In 1985, several suspicious house fires in England were investigated, and at each site everything had been destroyed except for a painting titled "The Crying Boy." On September 4, 1985, a British tabloid newspaper reported that firefighters had been finding similar paintings untouched at the scene of mysterious fires. One firefighter who was interviewed stated that no firefighter would allow a copy of the painting into his own house. Over the next few months, The Sun and other tabloids ran several more articles. By the end of November, belief in the painting's curse was widespread enough that mass bonfires of the paintings were organized.

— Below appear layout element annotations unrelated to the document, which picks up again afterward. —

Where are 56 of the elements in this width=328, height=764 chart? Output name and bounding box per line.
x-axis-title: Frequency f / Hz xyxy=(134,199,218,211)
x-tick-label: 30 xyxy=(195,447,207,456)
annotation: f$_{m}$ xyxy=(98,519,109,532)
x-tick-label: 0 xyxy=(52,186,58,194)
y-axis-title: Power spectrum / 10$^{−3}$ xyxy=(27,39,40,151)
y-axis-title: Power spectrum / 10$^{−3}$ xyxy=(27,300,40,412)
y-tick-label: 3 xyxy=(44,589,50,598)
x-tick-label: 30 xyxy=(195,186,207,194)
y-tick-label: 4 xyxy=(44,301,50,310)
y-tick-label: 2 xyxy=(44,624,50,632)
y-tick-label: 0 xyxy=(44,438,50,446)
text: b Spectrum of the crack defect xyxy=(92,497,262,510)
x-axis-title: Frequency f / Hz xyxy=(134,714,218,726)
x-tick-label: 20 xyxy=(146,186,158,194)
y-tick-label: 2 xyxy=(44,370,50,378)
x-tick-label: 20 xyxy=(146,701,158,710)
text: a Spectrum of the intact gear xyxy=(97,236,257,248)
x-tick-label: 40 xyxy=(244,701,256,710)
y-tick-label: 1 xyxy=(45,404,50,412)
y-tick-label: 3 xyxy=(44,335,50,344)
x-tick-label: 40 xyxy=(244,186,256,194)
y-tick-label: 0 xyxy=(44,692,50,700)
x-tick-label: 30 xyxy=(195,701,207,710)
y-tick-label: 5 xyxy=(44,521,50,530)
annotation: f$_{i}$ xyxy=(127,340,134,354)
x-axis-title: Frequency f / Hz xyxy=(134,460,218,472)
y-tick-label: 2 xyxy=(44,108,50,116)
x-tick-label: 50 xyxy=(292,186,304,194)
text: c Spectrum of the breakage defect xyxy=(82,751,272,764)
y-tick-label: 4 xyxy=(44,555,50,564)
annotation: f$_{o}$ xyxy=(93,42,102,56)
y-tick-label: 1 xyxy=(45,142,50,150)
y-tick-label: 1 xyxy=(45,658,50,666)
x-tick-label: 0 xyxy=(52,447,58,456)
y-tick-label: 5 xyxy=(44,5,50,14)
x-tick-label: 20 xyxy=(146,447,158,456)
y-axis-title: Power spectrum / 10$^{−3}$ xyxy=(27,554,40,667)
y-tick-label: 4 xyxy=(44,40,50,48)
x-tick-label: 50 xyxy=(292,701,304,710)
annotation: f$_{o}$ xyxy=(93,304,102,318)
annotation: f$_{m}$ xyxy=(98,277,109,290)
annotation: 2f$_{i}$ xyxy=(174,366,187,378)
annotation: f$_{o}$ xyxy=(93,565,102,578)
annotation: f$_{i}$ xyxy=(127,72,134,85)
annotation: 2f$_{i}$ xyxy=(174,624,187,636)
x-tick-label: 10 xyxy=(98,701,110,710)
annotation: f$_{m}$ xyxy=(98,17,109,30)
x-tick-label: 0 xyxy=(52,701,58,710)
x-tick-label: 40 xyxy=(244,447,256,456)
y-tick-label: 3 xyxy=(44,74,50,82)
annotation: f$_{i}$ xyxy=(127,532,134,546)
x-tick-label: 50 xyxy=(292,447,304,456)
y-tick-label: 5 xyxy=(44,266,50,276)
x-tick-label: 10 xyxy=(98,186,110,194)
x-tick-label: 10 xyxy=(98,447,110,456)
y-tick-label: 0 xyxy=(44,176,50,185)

The picture itself was discovered to be a portrait of an orphan child, and it is said that the artist's studio burned to the ground and the orphan was killed in a car crash shortly after The Crying Boy was painted. According to urban legend, the curse only affects someone if the owner of the painting becomes aware of it, and the only way to lift the curse is to give the painting to another person, or to reunite the boy and girl variations of the paintings.
The Curse Debunked?
Steve Punt, a British writer and comedian, investigated the curse of The Crying Boy in a radio production called Punt P.I. Although the program is comic in nature, Punt researched the history of the Crying Boy painting and revealed an intriguing past. The conclusion reached by the program, following testing at the Building Research Establishment, is that the prints were treated with varnish containing fire repellent, and that the string holding the painting to the wall would be the first to burn and result in the painting landing face down on the floor where it would be safe.
This explains the painting's survival in the fires, but it does not yet explain how the mysterious fires were started. There are still several hundred of these paintings in circulation.